Around 1999 I started working in Java. We used JUnit, which was better than diff. We talked about testing individual methods, but we weren’t using dependency injection and Mockito was still years away. As a result, the tests tended to exercise large pieces of code.

A few years after that “writing tests” became “writing unit tests.” This is when I started encountering zealots who loved to argue about whether each test was a “unit test,” “functional test,” or “integration test.” The implication was that unit tests were superior. The adoption of inversion of control (IoC) and mocking made this possible. Since then I have found IoC and mocking useful, but writing mostly unit tests leads to a maintenance nightmare.

Test Inputs and Outputs

All software has input and output. Example inputs are a REST call, mouse click, time trigger, and queue message. Example outputs are REST response, screen update, log message, and file dumped to S3. The user doesn’t care how the software arrives at its output, they just expect that their input results in the expected output. I visualize it like this:

Unit tests verify each little box in the drawing. However, the user just cares about the output. Imagine the software was rewritten:

From the user’s perspective, the software behaves the same, but from the programmer’s perspective, the guts changed dramatically. Tests that focus on the input and output are still valid after this rewrite and confirm the software still works. Tests that verify all the little boxes inside are worthless after the rewrite and don’t serve their intended purpose of making sure the software works over the long term.

Generating inputs and verifying outputs requires fewer tests, exercises the software more completely, and is easier to maintain.

Test Big Chunks

Sometimes (often?) testing the true inputs and outputs is difficult. However, you can still big chunks. Continuing with our example:

The test exercises everything in the grey polygon and ignores the little blue boxes. The blue boxes ideally have as little code as possible.

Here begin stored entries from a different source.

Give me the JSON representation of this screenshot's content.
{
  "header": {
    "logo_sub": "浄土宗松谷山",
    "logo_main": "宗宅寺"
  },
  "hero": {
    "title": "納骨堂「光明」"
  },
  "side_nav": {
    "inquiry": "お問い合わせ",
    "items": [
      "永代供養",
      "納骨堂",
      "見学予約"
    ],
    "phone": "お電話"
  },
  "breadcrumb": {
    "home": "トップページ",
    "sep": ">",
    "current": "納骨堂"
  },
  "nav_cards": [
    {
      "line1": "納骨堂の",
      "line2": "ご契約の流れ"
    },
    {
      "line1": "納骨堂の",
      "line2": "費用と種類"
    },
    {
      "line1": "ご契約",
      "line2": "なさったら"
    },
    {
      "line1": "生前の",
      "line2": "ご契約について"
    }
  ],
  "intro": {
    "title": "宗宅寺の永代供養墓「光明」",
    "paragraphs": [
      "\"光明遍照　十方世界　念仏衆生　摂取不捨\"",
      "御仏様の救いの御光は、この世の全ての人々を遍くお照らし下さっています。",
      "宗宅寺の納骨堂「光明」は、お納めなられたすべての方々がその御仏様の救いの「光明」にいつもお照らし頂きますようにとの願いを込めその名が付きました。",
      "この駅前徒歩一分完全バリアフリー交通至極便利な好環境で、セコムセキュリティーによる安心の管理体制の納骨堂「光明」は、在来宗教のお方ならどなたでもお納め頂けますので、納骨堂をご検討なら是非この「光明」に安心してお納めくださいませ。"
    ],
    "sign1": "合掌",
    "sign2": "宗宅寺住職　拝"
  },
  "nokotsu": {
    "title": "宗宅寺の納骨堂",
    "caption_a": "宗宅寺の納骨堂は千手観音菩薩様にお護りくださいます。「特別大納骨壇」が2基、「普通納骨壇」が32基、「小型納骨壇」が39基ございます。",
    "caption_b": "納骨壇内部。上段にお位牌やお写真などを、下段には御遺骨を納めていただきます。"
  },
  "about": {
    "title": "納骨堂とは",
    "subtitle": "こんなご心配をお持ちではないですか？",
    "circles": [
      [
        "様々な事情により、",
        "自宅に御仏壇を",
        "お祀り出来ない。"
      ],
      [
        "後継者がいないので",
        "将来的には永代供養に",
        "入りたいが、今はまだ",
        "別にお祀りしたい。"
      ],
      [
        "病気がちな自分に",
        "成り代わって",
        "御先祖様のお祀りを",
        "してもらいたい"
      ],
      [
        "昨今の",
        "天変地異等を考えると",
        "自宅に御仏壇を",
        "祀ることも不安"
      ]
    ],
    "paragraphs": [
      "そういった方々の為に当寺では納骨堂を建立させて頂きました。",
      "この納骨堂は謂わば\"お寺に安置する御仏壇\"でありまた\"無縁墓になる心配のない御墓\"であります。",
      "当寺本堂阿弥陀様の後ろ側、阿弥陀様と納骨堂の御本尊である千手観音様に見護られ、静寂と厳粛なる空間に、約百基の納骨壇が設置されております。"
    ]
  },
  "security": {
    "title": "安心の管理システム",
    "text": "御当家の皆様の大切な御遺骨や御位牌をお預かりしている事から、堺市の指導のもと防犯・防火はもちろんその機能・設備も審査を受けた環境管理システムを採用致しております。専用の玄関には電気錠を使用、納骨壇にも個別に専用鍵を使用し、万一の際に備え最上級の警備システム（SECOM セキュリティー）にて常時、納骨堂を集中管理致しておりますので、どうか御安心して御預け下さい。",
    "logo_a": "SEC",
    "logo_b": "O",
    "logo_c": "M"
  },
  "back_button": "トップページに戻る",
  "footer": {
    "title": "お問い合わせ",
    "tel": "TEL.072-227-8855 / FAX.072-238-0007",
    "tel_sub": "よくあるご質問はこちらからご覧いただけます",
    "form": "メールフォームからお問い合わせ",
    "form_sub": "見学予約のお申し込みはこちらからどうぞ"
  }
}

Test the biggest reasonable chunks.

Mocks

Mocks are invaluable for generating edge cases and simulating remote services, but I use as few mocks as possible.

Tests often need to generate situations that rarely happen, for example race conditions or exceptions that “aren’t supposed to happen.” Mocks are a great way to generate these conditions.

Likewise, mocks are good for removing dependency on remotes services. If my tests connect to a remote service, then I usually make a client interface that has as little code as possible. Then I mock the client in the tests. This allows the tests to run in isolation, so they don’t fail when the remote service is not available.

I would mock the blue box, which allows everything else to be tested.

If my application is heavily dependent on a database, then I don’t usually consider that a “remote service” because I want my tests to verify that all the database interactions function correctly.

I have seen tests that mock every single dependency. Tests like this do not survive refactoring well and usually don’t do effective validation. Test in bigger chunks.

Unit Tests

I usually end up with just a few true unit tests. For example, if I need to strip all whitespace and control characters from input, I would write unit tests for the strip method, not send all the possible inputs through the entire system. Small tests like this for situations with a lot of edge cases often run much faster than feeding data through the whole system.

Write Automated Tests

Some engineers like to argue about whether a test is a “unit test,” “functional test,” or “integration test.” The fact we use a tool called JUnit only complicates the discussion. I try to use the term “automated test” to not waste time in these arguments.

Write automated tests. Test the biggest chunks you can. Save unit tests and mocks for edge cases.